Severe full-thickness corneal lacerations disrupt the tight cellular and extracellular matrix (ECM) organization required for corneal transparency. Following injury, an influx of transforming growth factor beta (TGFβ) into the corneal stroma signals the formation of haze-inducing myofibroblasts, resulting in excessive stromal remodeling and corneal haze.
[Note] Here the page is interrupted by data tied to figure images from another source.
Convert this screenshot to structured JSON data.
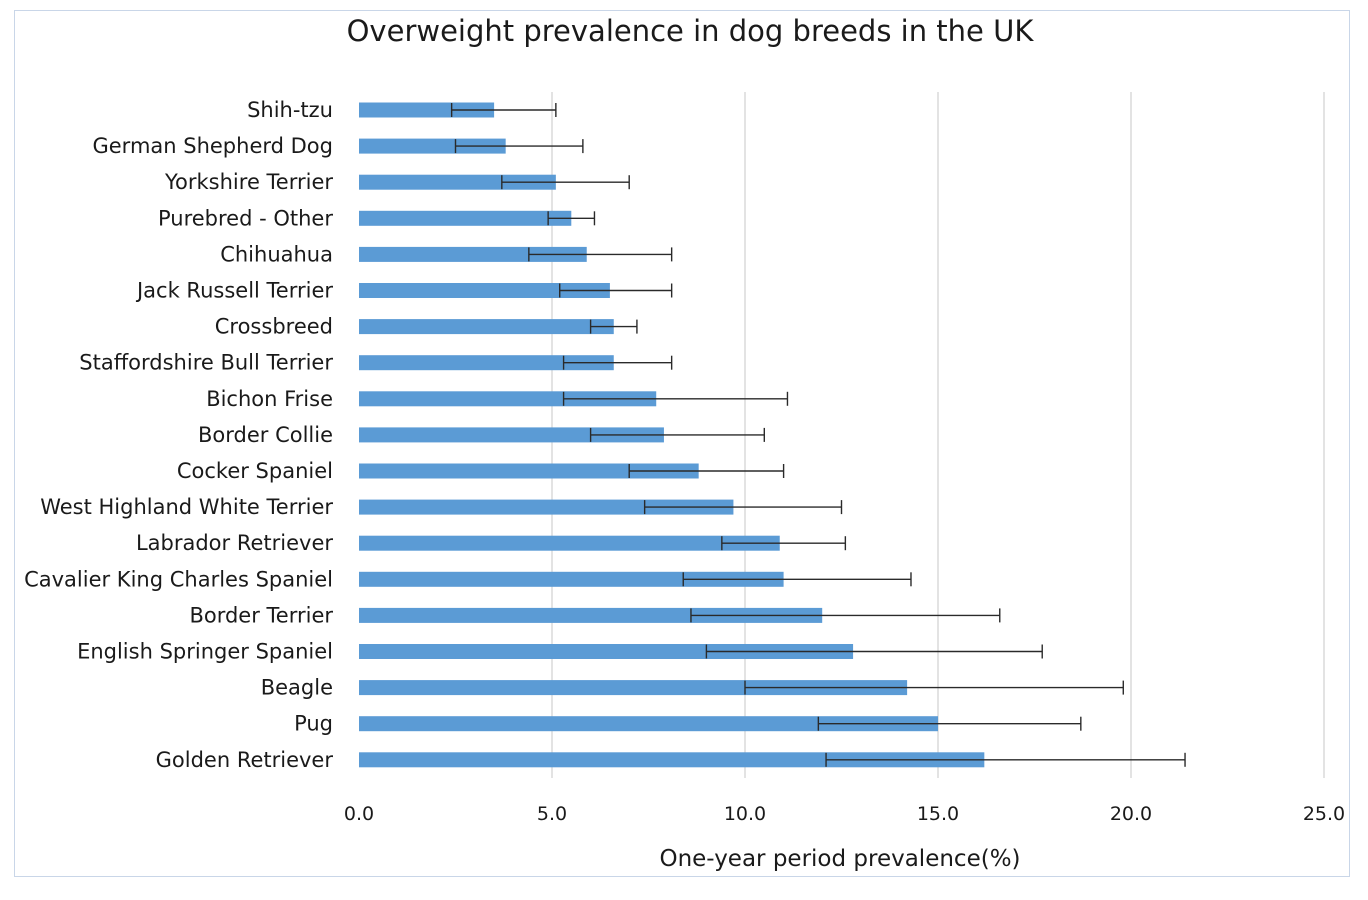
{
  "chart_data": {
    "type": "bar",
    "orientation": "horizontal",
    "title": "Overweight prevalence in dog breeds in the UK",
    "xlabel": "One-year period prevalence(%)",
    "ylabel": "",
    "xlim": [
      0,
      25
    ],
    "xticks": [
      0,
      5,
      10,
      15,
      20,
      25
    ],
    "xtick_labels": [
      "0.0",
      "5.0",
      "10.0",
      "15.0",
      "20.0",
      "25.0"
    ],
    "grid": "vertical",
    "legend": "none",
    "bar_color": "#5b9bd5",
    "error_color": "#2a2a2a",
    "categories": [
      "Shih-tzu",
      "German Shepherd Dog",
      "Yorkshire Terrier",
      "Purebred - Other",
      "Chihuahua",
      "Jack Russell Terrier",
      "Crossbreed",
      "Staffordshire Bull Terrier",
      "Bichon Frise",
      "Border Collie",
      "Cocker Spaniel",
      "West Highland White Terrier",
      "Labrador Retriever",
      "Cavalier King Charles Spaniel",
      "Border Terrier",
      "English Springer Spaniel",
      "Beagle",
      "Pug",
      "Golden Retriever"
    ],
    "values": [
      3.5,
      3.8,
      5.1,
      5.5,
      5.9,
      6.5,
      6.6,
      6.6,
      7.7,
      7.9,
      8.8,
      9.7,
      10.9,
      11.0,
      12.0,
      12.8,
      14.2,
      15.0,
      16.2
    ],
    "ci_lower": [
      2.4,
      2.5,
      3.7,
      4.9,
      4.4,
      5.2,
      6.0,
      5.3,
      5.3,
      6.0,
      7.0,
      7.4,
      9.4,
      8.4,
      8.6,
      9.0,
      10.0,
      11.9,
      12.1
    ],
    "ci_upper": [
      5.1,
      5.8,
      7.0,
      6.1,
      8.1,
      8.1,
      7.2,
      8.1,
      11.1,
      10.5,
      11.0,
      12.5,
      12.6,
      14.3,
      16.6,
      17.7,
      19.8,
      18.7,
      21.4
    ]
  }
}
We hypothesized that MasR activation using NorLeu3Angiotensin (1-7) (NLE) engages the pro-resolving arm of the renin–angiotensin system (RAS) to minimize fibrotic corneal repair. In this study, 6 mm stellate-shaped, full-thickness corneal lacerations were induced in New Zealand Black (NZB) rabbits and treated with topical vehicle, or 0.1%, 0.3%, or 0.45% NLE. Corneal healing was evaluated using noninvasive corneal imaging, histology, and the gene expression of RAS- and fibrosis-related targets (MasR, AT1R, TGFβR1). Corneal imaging revealed significantly decreased corneal haze (p < 0.05) and increased keratocyte density with 0.1% NLE treatment (p < 0.05). Immunofluorescence showed significantly reduced α-smooth muscle actin (αSMA), indicating decreased myofibroblast formation (p < 0.05). Additionally, 0.1% NLE reduced stromal TGFβR1, suggesting that NLE mediates its activity by disrupting the TGFβ/TGFβR axis. MasR and AT1R gene expression were downregulated, which contributes to a reduction in fibrosis. Collectively, these findings suggest that the NLE activation of MasR modulates RAS and TGFβ/TGFβR signaling to reduce myofibroblast activity and fibrosis following severe corneal trauma.